La vie a mal commencé pour le petit Vitaliani. Son père, artisan tailleur de pierres en France, est tué dès le début de la guerre en 1914. Sa mère s'en décharge en l'envoyant comme apprenti chez Zio Alberto qui bientôt installe son atelier à Pietra d'Alba, village isolé à l'écart de la côte ligure, du côté de Savone. Là, si on travaille, c'est pour les Orsini. Effectivement, Alberto et Mimo ont du travail avec les statues de corniche de la grande villa du marquis et de la marquise Orsini. Le couple a eu trois fils et une fille. L'aîné a voulu s'engager en 1917 ; un grave accident ferroviaire l'a empêché d'aller se faire tuer sur le front. Le cadet et le benjamin feront carrière dans l’Église et dans le parti fasciste. La carrière de Mimo se trouvera largement favorisée par les frères Orsini.

 

Et leur sœur, la fille de la grande villa, c'est Viola, une gamine surdouée, qui retient tout ce qu'elle lit empruntant les volumes en cachette dans la bibliothèque de son père. Viola est aussi une fille toujours à la limite de rompre avec son milieu aristocratique : on la voit apprivoiser une jeune ourse dans la forêt qui domine le village et aussi apprivoiser ce Mimo qui est tombé dans sa chambre en tombant du toit. Viola et Mimo se donnent des rendez-vous nocturnes au cimetière. Elle lui passe des livres, elle l'initie à quelques mystères du monde. Elle rêve de voler pour ses seize ans et c'est bien imprudent... Pour son anniversaire, la jeune Orsini se voit offrir un ours en marbre, — il sera la fierté des Orsini dans le jardin de leur villa—, première œuvre du jeune sculpteur, remarquée par un certain Pacelli, alors au début de sa carrière de Monsignore.

 

L'amitié indéfectible entre Viola et Mimo constitue avec la sculpture l'autre fil conducteur du roman. On verra d'abord de la fascination entre deux gamins, l'un pour l'autre.

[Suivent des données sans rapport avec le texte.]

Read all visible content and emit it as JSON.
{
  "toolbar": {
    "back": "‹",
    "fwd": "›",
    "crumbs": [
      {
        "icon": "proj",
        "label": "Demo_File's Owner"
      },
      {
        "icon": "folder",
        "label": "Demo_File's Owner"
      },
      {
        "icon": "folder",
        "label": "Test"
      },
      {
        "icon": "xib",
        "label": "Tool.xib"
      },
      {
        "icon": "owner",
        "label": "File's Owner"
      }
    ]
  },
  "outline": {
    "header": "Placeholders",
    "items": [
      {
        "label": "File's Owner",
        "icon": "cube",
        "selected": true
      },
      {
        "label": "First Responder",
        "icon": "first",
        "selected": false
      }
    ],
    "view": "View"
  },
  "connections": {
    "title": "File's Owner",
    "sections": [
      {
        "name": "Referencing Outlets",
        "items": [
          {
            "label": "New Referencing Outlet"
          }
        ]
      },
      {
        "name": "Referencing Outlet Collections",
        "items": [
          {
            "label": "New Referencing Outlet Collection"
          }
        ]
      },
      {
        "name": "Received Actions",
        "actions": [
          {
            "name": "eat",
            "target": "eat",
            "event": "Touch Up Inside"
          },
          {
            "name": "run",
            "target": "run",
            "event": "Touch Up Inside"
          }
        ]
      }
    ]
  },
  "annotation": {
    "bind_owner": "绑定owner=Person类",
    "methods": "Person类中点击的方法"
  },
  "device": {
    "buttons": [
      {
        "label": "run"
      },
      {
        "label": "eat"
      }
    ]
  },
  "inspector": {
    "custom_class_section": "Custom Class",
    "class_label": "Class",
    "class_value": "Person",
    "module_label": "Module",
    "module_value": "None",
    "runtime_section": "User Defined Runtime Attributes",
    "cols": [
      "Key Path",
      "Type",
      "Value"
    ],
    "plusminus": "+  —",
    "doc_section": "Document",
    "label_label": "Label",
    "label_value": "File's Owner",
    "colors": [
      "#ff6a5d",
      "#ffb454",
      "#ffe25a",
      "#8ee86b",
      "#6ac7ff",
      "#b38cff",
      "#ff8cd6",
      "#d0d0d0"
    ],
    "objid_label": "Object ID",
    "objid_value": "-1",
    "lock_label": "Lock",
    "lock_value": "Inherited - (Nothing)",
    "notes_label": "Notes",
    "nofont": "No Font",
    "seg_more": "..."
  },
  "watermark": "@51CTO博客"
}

Puis naît une solide amitié entre eux, qui résiste à de longs entractes comme à diverses épreuves, notamment familiales avec un mariage raté — mais c'est ailleurs que Mimo découvre le sexe, quand ses expériences florentines et romaines lui font connaître les bas-fonds comme le grand monde, le pauvre cirque Bizarro aussi bien qu'une excitante princesse serbe...

 

Une foule de personnages prend vie dans ce roman qui est d'abord l'adolescence d'un nabot avant d'être sa revanche sur l'injustice du sort, son triomphe de sculpteur d'1m 40 répondant aux commandes de l’Église et de l’État durant l'ère fasciste qui célébrait tant la virilité. Chemin faisant on voit défiler toute l'histoire de l'Italie du premier XXe siècle : il y a Caporetto, les premiers faisceaux, la violence des squadristi en chemise noire, la modernisation des années vingt, la guerre d’Éthiopie, les lois anti-juives de 1938, les débarquements américains, les troubles de la Libération et le référendum qui chasse les Savoie et installe la République. Cet arrière-plan historique est utilisé avec une grande habileté, évitant toute fiche documentaire — sauf pour la mesure des séismes avec l'échelle Mercalli car un jour la colère de la Terre s'abat sur l'Italie du nord et Pietra d'Alba en particulier. Ce séisme joue bien évidemment un rôle dans le choix de Mimo de prendre en mains une dernière fois le burin du sculpteur. Qu'on l'appelle Pietà Orsini ou Pietà Vitaliani, la sculpture ultime aura bien sûr quelque chose de Viola, elle qui avait fait découvrir Fra Angelico à son petit copain.

 

Au moment de terminer la chronique de ce roman, tombe la nouvelle que le prix Goncourt lui a été décerné... C'est peu dire que cette récompense est méritée. L'écriture soignée sans être précieuse, riche néanmoins de formules heureuses, et de touches d'ironie, accentue le plaisir de la lecture.

 

Jean-Baptiste Andrea : Veiller sur elle. L'Iconoclaste, 2023, 580 pages.